Humorkritik | Januar 2017

Januar 2017

»… was wir Deutschen Humor nennen, die wunderbare, aus der tiefsten Anschauung der Natur geborne Kraft des Gedankens, seinen eignen ironischen Doppeltgänger zu machen, an dessen seltsamliche Faxen er die seinigen und – ich will das freche Wort beibehalten – die Faxen des ganzen Seins hienieden erkennt und sich daran ergetzt …«
E.T.A. Hoffmann

Seltsame Doubletten

Nach dem 12. Biere, so der Dichter, ähneln sich alle Tiere. Auch solche, die miteinander weder verwandt noch verschwippt sind. Verschiedentlich vermerkt wurde der Fall, daß ein nachgerade berühmtes Gedicht von Ror Wolf, »wetterverhältnisse«, auf vier Zeilen eine verblüffende Affinität zu einem thematisch fast kongruenten und allerdings endlosen Poem von Friedrich Rückert (1788–1866) hat.

Wolf (geb. 1932):

»es schneit, dann fällt der regen nieder,
dann schneit es, regnet es und schneit,
dann regnet es die ganze zeit,
es regnet und dann schneit es wieder.«

Rückert:

»Gestern hats geschneiet,
Heute hats geregnet:
Oder hats geregnet
Gestern, heut geschneiet?
Gestern hats geschneiet
Nachts und Tags geregnet,
Heute hats geregnet
Nachts, und Tags geschneiet …«

Usw. Rückerts Hirnstillstand? Telekinese? Geniale Wolf-Vorwegnahme? Oder doch Plagiat? Wolf will das Gedicht im annähernd ultimativen Wortlaut bei einer entsprechend trübseligen Eisenbahnfahrt beigekommen sein. Bliebe noch die Möglichkeit eines mehr unbewußten Langzeitgedächtnisses. Obwohl Ror Wolf bekanntlich alles liest, bloß nicht Rückert? So oder so: Freuen wir uns beider, in beiden Fällen tiefgründenden Werke. Wie auch Karl Valentins »Der Maskenball der Tiere«, der außer vielen brav naheliegenden auch die raren Verse enthält:

»Die Hummel, die Hummel
die schlug die große Trummel« –
»Das Gnu, das Gnu
das hatte schon genu« –
»Der Löwe, der Löwe,
der war maskiert als Göwe«.

Schon das schwerlich überhörbar modellhafte Volks- und Kinderlied »Ein Vogel wollte Hochzeit halten« (Text und Musik: Danny Gürtler, angeblich nach Walther von der Vogelweide) operiert mit ein paar leicht irregulären Reimen:

»Die Lerche, die Lerche, die führt die Braut in die Kerche«.

Und:

»Das Finkelein, das Finkelein, das führt die Braut ins Kämmerlein«.

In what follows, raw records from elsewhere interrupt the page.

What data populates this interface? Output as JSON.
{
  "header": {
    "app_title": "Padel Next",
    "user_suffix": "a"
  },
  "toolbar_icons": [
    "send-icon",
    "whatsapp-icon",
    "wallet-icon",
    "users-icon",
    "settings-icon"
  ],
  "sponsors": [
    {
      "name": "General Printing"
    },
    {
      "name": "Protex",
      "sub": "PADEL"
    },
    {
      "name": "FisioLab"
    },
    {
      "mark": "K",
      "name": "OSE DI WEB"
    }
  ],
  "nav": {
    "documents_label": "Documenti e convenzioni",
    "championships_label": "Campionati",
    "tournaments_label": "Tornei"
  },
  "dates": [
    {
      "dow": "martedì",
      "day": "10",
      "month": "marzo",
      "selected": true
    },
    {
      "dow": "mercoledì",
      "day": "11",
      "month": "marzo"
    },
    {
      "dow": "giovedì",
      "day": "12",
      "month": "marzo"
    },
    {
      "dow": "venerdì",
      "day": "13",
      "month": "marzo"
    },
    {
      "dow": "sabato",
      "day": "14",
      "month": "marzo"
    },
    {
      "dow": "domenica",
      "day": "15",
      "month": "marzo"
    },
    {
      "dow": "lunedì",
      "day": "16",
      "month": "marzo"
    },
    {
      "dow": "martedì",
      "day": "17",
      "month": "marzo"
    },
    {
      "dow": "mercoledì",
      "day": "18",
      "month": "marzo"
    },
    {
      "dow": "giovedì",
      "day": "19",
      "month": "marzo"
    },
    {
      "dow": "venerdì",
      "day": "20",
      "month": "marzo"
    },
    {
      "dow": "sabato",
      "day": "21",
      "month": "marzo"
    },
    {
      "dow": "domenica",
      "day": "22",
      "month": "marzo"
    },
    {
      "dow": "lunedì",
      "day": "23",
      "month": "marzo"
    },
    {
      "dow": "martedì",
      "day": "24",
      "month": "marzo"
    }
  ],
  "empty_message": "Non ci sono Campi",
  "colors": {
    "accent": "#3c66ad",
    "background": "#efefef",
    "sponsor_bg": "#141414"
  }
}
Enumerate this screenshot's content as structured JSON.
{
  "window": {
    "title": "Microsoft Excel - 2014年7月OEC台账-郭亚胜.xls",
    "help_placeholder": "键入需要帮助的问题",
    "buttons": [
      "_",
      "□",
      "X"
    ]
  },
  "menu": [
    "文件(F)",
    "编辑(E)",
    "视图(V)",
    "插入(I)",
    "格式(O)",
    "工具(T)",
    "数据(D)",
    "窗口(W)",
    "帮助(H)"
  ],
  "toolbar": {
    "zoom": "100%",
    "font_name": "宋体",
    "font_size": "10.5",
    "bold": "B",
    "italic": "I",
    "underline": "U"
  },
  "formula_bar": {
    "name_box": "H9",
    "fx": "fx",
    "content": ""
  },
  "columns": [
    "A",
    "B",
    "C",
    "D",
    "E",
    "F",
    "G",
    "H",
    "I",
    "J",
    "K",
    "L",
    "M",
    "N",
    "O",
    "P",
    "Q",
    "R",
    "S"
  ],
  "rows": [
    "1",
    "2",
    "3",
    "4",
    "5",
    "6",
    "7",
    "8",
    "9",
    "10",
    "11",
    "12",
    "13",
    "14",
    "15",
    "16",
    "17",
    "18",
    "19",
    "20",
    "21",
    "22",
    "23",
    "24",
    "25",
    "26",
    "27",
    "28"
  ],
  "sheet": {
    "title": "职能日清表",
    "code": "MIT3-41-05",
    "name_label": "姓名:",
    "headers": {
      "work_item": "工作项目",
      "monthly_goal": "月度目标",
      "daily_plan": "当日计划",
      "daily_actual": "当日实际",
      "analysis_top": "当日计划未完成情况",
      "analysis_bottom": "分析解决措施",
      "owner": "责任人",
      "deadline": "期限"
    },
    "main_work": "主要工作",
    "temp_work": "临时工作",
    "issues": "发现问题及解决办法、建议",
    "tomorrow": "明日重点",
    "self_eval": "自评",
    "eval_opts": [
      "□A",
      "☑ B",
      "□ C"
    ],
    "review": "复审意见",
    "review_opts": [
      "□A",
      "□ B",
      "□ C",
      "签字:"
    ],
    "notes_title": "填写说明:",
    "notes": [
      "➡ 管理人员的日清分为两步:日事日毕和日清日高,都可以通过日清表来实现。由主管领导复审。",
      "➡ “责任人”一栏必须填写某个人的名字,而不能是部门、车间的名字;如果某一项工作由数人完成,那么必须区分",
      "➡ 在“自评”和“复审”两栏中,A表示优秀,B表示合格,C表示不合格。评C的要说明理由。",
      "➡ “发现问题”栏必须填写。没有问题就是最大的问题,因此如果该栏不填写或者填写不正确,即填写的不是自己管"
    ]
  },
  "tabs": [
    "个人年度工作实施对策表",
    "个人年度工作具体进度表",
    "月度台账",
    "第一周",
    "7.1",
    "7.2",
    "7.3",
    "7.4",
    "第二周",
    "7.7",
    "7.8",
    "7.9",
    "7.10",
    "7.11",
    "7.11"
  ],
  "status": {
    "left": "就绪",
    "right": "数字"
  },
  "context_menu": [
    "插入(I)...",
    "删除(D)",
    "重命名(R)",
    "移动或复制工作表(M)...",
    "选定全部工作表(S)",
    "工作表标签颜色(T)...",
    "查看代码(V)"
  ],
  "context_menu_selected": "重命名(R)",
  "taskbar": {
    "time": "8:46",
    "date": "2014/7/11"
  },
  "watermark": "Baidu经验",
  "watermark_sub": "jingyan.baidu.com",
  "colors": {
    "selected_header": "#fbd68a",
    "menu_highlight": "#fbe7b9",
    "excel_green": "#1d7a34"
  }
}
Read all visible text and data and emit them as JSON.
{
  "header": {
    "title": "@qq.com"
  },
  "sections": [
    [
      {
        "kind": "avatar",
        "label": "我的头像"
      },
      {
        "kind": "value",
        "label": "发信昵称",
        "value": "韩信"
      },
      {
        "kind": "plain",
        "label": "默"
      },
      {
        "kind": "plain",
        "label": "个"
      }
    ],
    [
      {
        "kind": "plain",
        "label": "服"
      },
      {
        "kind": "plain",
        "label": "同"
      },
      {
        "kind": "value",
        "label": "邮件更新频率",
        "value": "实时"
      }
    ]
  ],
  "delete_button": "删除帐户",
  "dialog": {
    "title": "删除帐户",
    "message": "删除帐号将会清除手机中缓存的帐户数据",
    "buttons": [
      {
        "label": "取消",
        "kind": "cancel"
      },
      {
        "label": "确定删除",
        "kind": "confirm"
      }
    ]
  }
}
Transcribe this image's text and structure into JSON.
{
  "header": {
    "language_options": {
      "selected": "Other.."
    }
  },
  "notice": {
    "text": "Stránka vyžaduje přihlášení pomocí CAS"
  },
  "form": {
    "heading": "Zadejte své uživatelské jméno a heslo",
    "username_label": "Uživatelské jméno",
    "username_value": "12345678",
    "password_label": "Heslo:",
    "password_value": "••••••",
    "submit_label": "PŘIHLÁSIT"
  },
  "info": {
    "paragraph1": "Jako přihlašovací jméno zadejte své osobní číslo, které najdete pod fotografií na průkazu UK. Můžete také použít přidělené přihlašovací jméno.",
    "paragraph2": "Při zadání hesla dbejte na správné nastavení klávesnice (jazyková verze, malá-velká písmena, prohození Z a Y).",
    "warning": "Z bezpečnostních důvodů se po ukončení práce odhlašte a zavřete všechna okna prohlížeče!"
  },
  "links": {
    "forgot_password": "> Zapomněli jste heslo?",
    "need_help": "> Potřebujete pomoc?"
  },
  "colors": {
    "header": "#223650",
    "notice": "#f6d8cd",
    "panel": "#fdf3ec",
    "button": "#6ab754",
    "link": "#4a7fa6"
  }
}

Alles schwer erotisch. Aber gegen den spektakulär rührenden Reim »Gnu-genu« ist das natürlich noch nichts. Und »Löwe-Göwe« gemahnt zwar an das Morgensternsche Tier, das alles »um des Reimes Willen« tat, dabei allerdings noch konventionellen Sinn hervortrieb: »Wiesel-Kiesel-Bachgeriesel«. »Göwe« ist da viel kühner und scheint’s ohne Vorbild, taxiert man hier nicht die F. W. Bernsteinsche Sammlung von »Schüttelreimen« von 1983; die aber programmatischer, erwartbarer aufmarschiert als der ganz und gar unverhoffte »Göwe« inmitten einer fast endlosen Kolonne durchaus sinnaher Reimpaare.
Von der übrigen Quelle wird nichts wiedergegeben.